Cientistas nos Estados Unidos conseguiram, pela primeira vez, produzir numa reação de fusão nuclear mais energia que a que foi consumida.
Segundo o jornal britânico Financial Times, a reação produziu 2,5 megajoules de energia face aos 2,1 megajoules usados para alimentar os lasers que serviram para bombardear isótopos de hidrogénio mantidos num estado de plasma sobreaquecido com o intuito de fundi-los em hélio, libertando um neutrão e energia limpa, ou seja, livre de carbono.
A experiência, que constitui um avanço no uso da tecnologia de fusão nuclear para produzir energia limpa, barata e quase ilimitada, foi feita no Laboratório Nacional Lawrence Livermore, especialista em investigação nuclear.
Em fevereiro, investigadores europeus, incluindo portugueses, anunciaram que tinham atingido de forma sustentada um recorde de energia de fusão num teste que visava preparar a operacionalização do maior reator de fusão nuclear experimental do mundo, em construção em França.
No teste, feito em finais do ano passado e que durou cinco segundos, foi obtido um valor recorde de 59 megajoules de energia de fusão sustentada no dispositivo de fusão Joint European Torus (JET), o maior do género no mundo, a funcionar no Reino Unido.
O processo de fusão - o oposto da fissão de átomos pesados, normalmente de urânio, em que assenta a energia nuclear atual - consiste em juntar átomos de elementos leves, como o hidrogénio, a altas temperaturas, formando hélio e libertando uma enorme quantidade de energia na forma de calor. As reações de fusão são geradas por estrelas como o Sol.
A tecnologia de fissão nuclear, que gera resíduos altamente radioativos, apenas produz 10% da energia mundial, muito menos do que o carvão e o gás - combustíveis fósseis com forte impacto no ambiente.
Os Estados Unidos são um dos parceiros, a par da União Europeia, da China ou do Japão, do reator de fusão nuclear experimental em construção em França, que será a "antecâmara" da futura central energética europeia de demonstração de fusão, em estudo e com a qual se pretende testar a produção de eletricidade de uma forma limpa e segura.
Em março, em declarações à Lusa, o investigador Eduardo Alves, que participa no projeto do reator experimental, admitiu que a energia produzida por fusão nuclear poderá estar ao alcance em 40 a 50 anos.
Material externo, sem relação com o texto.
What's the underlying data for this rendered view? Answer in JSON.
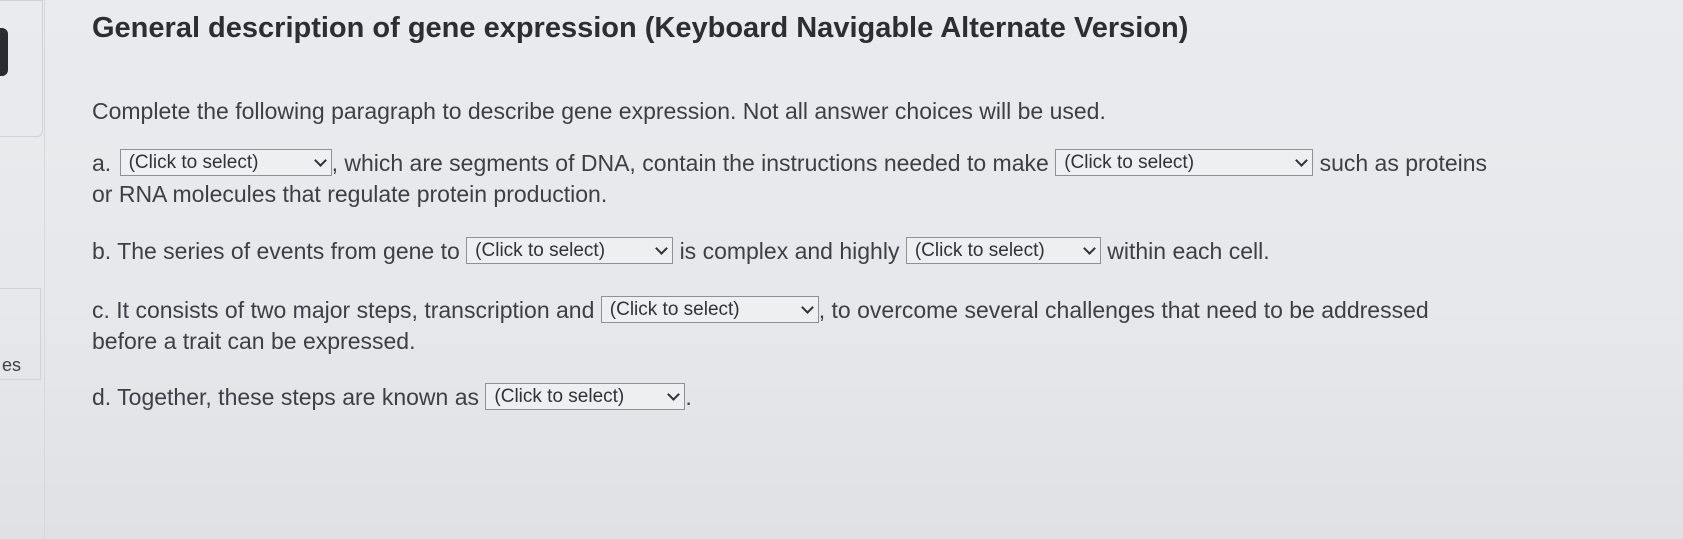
{
  "title": "General description of gene expression (Keyboard Navigable Alternate Version)",
  "instructions": "Complete the following paragraph to describe gene expression. Not all answer choices will be used.",
  "left_strip_text": "es",
  "select_placeholder": "(Click to select)",
  "items": {
    "a": {
      "prefix": "a.",
      "text1": ", which are segments of DNA, contain the instructions needed to make",
      "text2": "such as proteins",
      "text3": "or RNA molecules that regulate protein production."
    },
    "b": {
      "prefix": "b. The series of events from gene to",
      "text1": "is complex and highly",
      "text2": "within each cell."
    },
    "c": {
      "prefix": "c. It consists of two major steps, transcription and",
      "text1": ", to overcome several challenges that need to be addressed",
      "text2": "before a trait can be expressed."
    },
    "d": {
      "prefix": "d. Together, these steps are known as",
      "text1": "."
    }
  }
}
Fusão nuclear é “um dos mais impressionantes feitos científicos do século XXI”
Esta conquista científica está a ser celebrada por membros da comunidade científica e não só. O Presidente norte-americano, Joe Biden, classificou este avanço como um bom exemplo da importância em continuar a investir na investigação.
“Vejam o que se passa no Departamento de energia e na frente nuclear. Há tantas boas notícias no horizonte”, avança a Casa Branca.
A Secretária da Energia, Jennifer Granholm, sublinhou a importância que este avanço poderá ter no futuro da energia limpa e também na defesa nacional. Considerou a ignição para a fusão nuclear como “um dos mais impressionantes feitos científicos do século XXI”.
“A ignição permite-nos replicar pela primeira vez certas condições que só se veem nas estrelas e no sol”, acrescentando que “este marco move-nos um passo significativamente mais perto da possibilidade de haver fusão nuclear carbono-zero abundante para dar energia à nossa sociedade”.
A produção de energia através da fusão nuclear está ainda longe de se tornar uma realidade, no entanto, os investigadores considera que o avanço é, por si só, bastante significativo. Como se fosse “um sinal de partida” para a corrida que já tem uma meta definida, apesar de ainda longínqua.
De acordo com o professor Dennis Whyte, diretor do Plasma Science and Fusion Center no Massachusetts Institute of Technology (MIT), a comunidade científica deveria “estar empenhada em disponibilizar sistemas de energia de fusão para enfrentar as alterações climáticas e a segurança energética.
Kim Budil, diretor do Livermore Lab, lembra que existem “muitos obstáculos significativos” para a utilização da tecnologia de fusão nuclear num contexto comercial. Os avanços têm sido alcançados recentemente fazem com que a possibilidade de ter energia oriunda da fusão nuclear a dar energias às habitações poderá ter sido antecipada em várias décadas.
A investigação para o desenvolvimento de energia através da fusão nuclear – o mesmo processo que ocorre no núcleo do Sol – já decorre há décadas, tendo sido investidos milhares de milhões de dólares neste projeto.